Viewing the evidence in the light most favorable to the plaintiffs, we must decide whether the behavior of the rowdy youths could have created an unreasonable risk of injury to restaurant patrons that was foreseeable to the defendant. If the risk of injury was reasonably foreseeable, then a duty existed. We hold that the teenagers' unruly behavior could reasonably have been anticipated to escalate into acts that would expose patrons to an unreasonable risk of injury. The exact occurrence or precise injuries need not have been foreseen.
Viewed in a light most favorable to the plaintiffs, the evidence could support a finding that the teenagers' obnoxious behavior in the restaurant was open and notorious. Because the group was engaging in a conversation at times with a restaurant employee, it could be found that the defendant was aware of the teenagers' conduct. The near physical contact between one teenager and Nicholas Iannelli at the counter and the indifference expressed by the group member thereafter could be deemed sufficient warning to the restaurant manager of misconduct such that it was incumbent upon him to take affirmative action to reduce the risk of injury. The plaintiffs allege that at least one other restaurant patron expressed disgust with the group's actions prior to the assault. The manager could have warned the group about their behavior or summoned the police if his warnings were not heeded.

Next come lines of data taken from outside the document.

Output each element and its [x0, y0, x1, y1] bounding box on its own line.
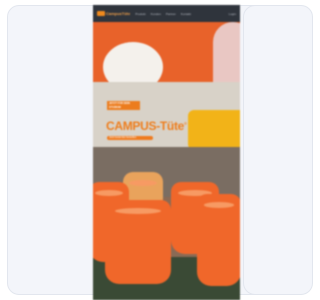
- hero-trademark: ®: [184, 121, 187, 126]
- hero-section: JETZT FÜR DEIN STUDIUM CAMPUS-Tüte® Jetz…: [93, 22, 240, 300]
- nav-item-kunden[interactable]: Kunden: [151, 12, 161, 16]
- hero-cta-label: Jetzt kostenlos bestellen: [109, 136, 137, 139]
- hero-cta-button[interactable]: Jetzt kostenlos bestellen: [107, 136, 153, 140]
- phone-screenshot: CampusTüte Produkt Kunden Partner Kontak…: [93, 5, 240, 300]
- hero-badge-line-2: STUDIUM: [109, 105, 121, 109]
- hero-title: CAMPUS-Tüte®: [106, 119, 187, 133]
- logo-icon: [97, 11, 105, 16]
- nav-item-login[interactable]: Login: [229, 12, 236, 16]
- hero-title-text: CAMPUS-Tüte: [106, 119, 185, 133]
- logo-text: CampusTüte: [106, 11, 131, 16]
- nav-item-partner[interactable]: Partner: [166, 12, 176, 16]
- hero-badge: JETZT FÜR DEIN STUDIUM: [107, 101, 140, 110]
- nav-item-kontakt[interactable]: Kontakt: [181, 12, 191, 16]
- card-right: [243, 5, 313, 295]
- logo[interactable]: CampusTüte: [97, 11, 130, 16]
- nav-item-produkt[interactable]: Produkt: [135, 12, 145, 16]
- navbar: CampusTüte Produkt Kunden Partner Kontak…: [93, 5, 240, 22]
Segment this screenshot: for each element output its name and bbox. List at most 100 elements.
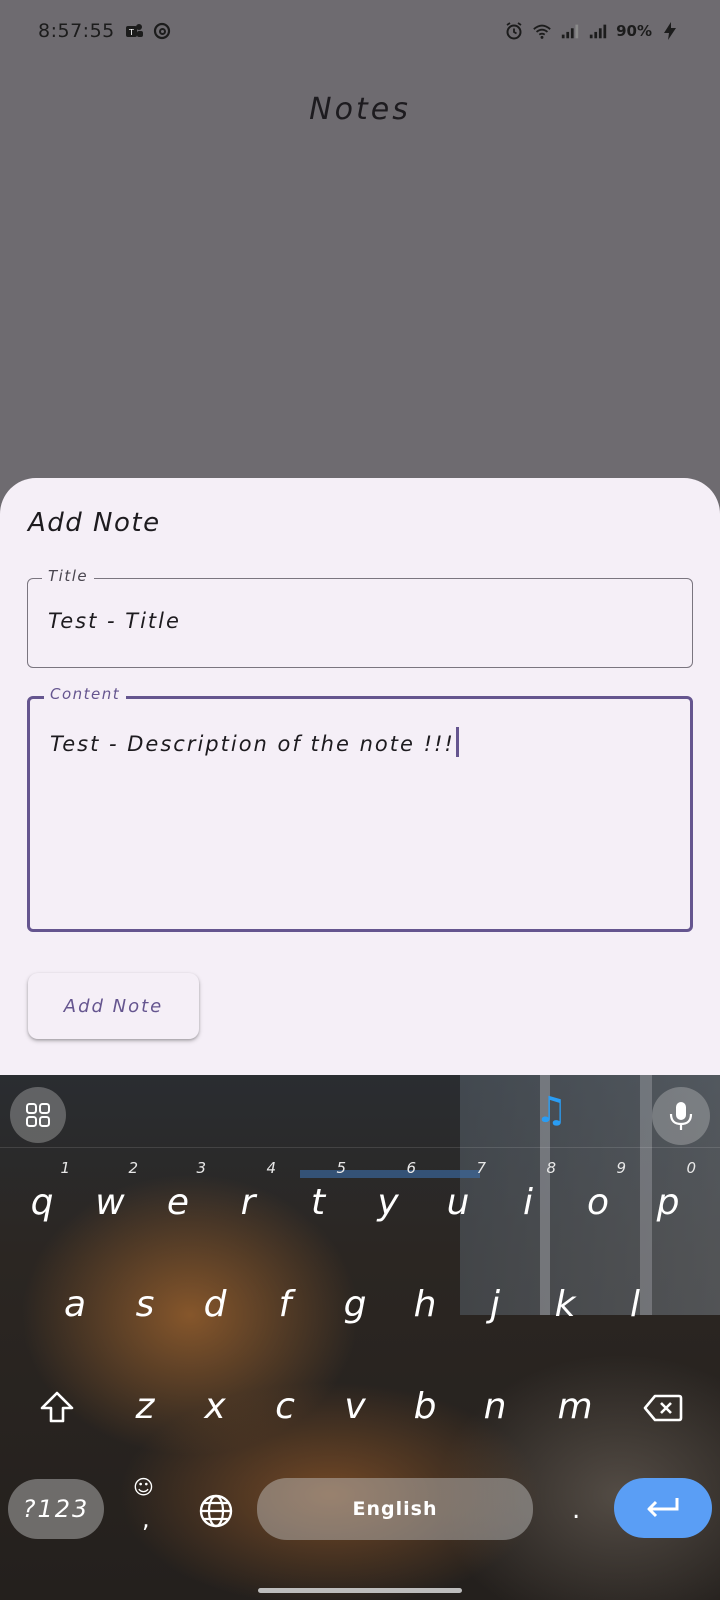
shift-key[interactable] xyxy=(38,1390,76,1428)
key-label: s xyxy=(135,1284,155,1325)
key-label: r xyxy=(240,1182,256,1223)
key-number-hint: 2 xyxy=(128,1159,138,1177)
microphone-icon xyxy=(669,1102,693,1130)
key-v[interactable]: v xyxy=(325,1387,385,1427)
key-number-hint: 5 xyxy=(336,1159,346,1177)
backspace-key[interactable] xyxy=(643,1393,683,1427)
key-n[interactable]: n xyxy=(465,1387,525,1427)
keyboard-background-strip xyxy=(300,1170,480,1178)
globe-icon xyxy=(199,1494,233,1528)
key-m[interactable]: m xyxy=(545,1387,605,1427)
backspace-icon xyxy=(643,1394,683,1422)
notification-icons: T xyxy=(124,21,172,41)
wifi-icon xyxy=(533,24,551,39)
key-number-hint: 7 xyxy=(476,1159,486,1177)
key-x[interactable]: x xyxy=(185,1387,245,1427)
content-field[interactable]: Content Test - Description of the note !… xyxy=(27,685,693,932)
sheet-title: Add Note xyxy=(28,508,161,538)
enter-icon xyxy=(647,1498,679,1518)
system-icons: 90% xyxy=(504,21,680,41)
key-label: q xyxy=(30,1182,54,1223)
key-label: h xyxy=(413,1284,437,1325)
key-w[interactable]: 2w xyxy=(80,1159,140,1223)
key-label: f xyxy=(278,1284,292,1325)
content-field-value[interactable]: Test - Description of the note !!! xyxy=(50,732,455,756)
keyboard-menu-button[interactable] xyxy=(10,1087,66,1143)
key-number-hint: 6 xyxy=(406,1159,416,1177)
key-i[interactable]: 8i xyxy=(498,1159,558,1223)
key-number-hint: 3 xyxy=(196,1159,206,1177)
key-b[interactable]: b xyxy=(395,1387,455,1427)
key-label: v xyxy=(344,1386,366,1427)
key-label: w xyxy=(95,1182,125,1223)
gesture-nav-bar[interactable] xyxy=(258,1588,462,1593)
key-j[interactable]: j xyxy=(465,1285,525,1325)
key-label: p xyxy=(656,1182,680,1223)
svg-text:T: T xyxy=(128,28,134,37)
key-k[interactable]: k xyxy=(535,1285,595,1325)
key-number-hint: 1 xyxy=(60,1159,70,1177)
add-note-sheet: Add Note Title Test - Title Content Test… xyxy=(0,478,720,1078)
key-h[interactable]: h xyxy=(395,1285,455,1325)
key-label: g xyxy=(343,1284,367,1325)
key-label: i xyxy=(522,1182,533,1223)
key-label: c xyxy=(275,1386,295,1427)
shift-icon xyxy=(40,1391,74,1423)
key-l[interactable]: l xyxy=(605,1285,665,1325)
key-label: t xyxy=(310,1182,326,1223)
key-u[interactable]: 7u xyxy=(428,1159,488,1223)
language-key[interactable] xyxy=(198,1493,234,1533)
signal-icon-2 xyxy=(589,24,607,39)
status-bar: 8:57:55 T 90% xyxy=(0,0,720,64)
text-cursor xyxy=(455,727,459,757)
key-label: l xyxy=(629,1284,640,1325)
title-field-value[interactable]: Test - Title xyxy=(48,609,181,633)
threads-icon xyxy=(153,22,171,40)
key-e[interactable]: 3e xyxy=(148,1159,208,1223)
key-p[interactable]: 0p xyxy=(638,1159,698,1223)
key-o[interactable]: 9o xyxy=(568,1159,628,1223)
key-label: n xyxy=(483,1386,507,1427)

In summary, the trial court's ruling that as a matter of law the defendant owed no duty to the plaintiffs to protect them from the assault was error. While as a general principle no such duty exists, here it could be found that the teenagers' behavior in the restaurant created a foreseeable risk of harm that the defendant unreasonably failed to alleviate. Accordingly, we reverse and remand.
Reversed and remanded.
BROCK, C.J., and HORTON and BRODERICK, JJ., did not sit; GROFF, J., superior court justice, specially assigned under RSA 490:3; was recused and did not sit; GRAY, J., retired superior court justice, and McHUGH, superior court justice, sat by special assignment pursuant to RSA 490:3; all who sat concurred.
Justices who did not sit did not, following oral argument, participate in discussions, decisions, votes, or preparation of the opinion in any way.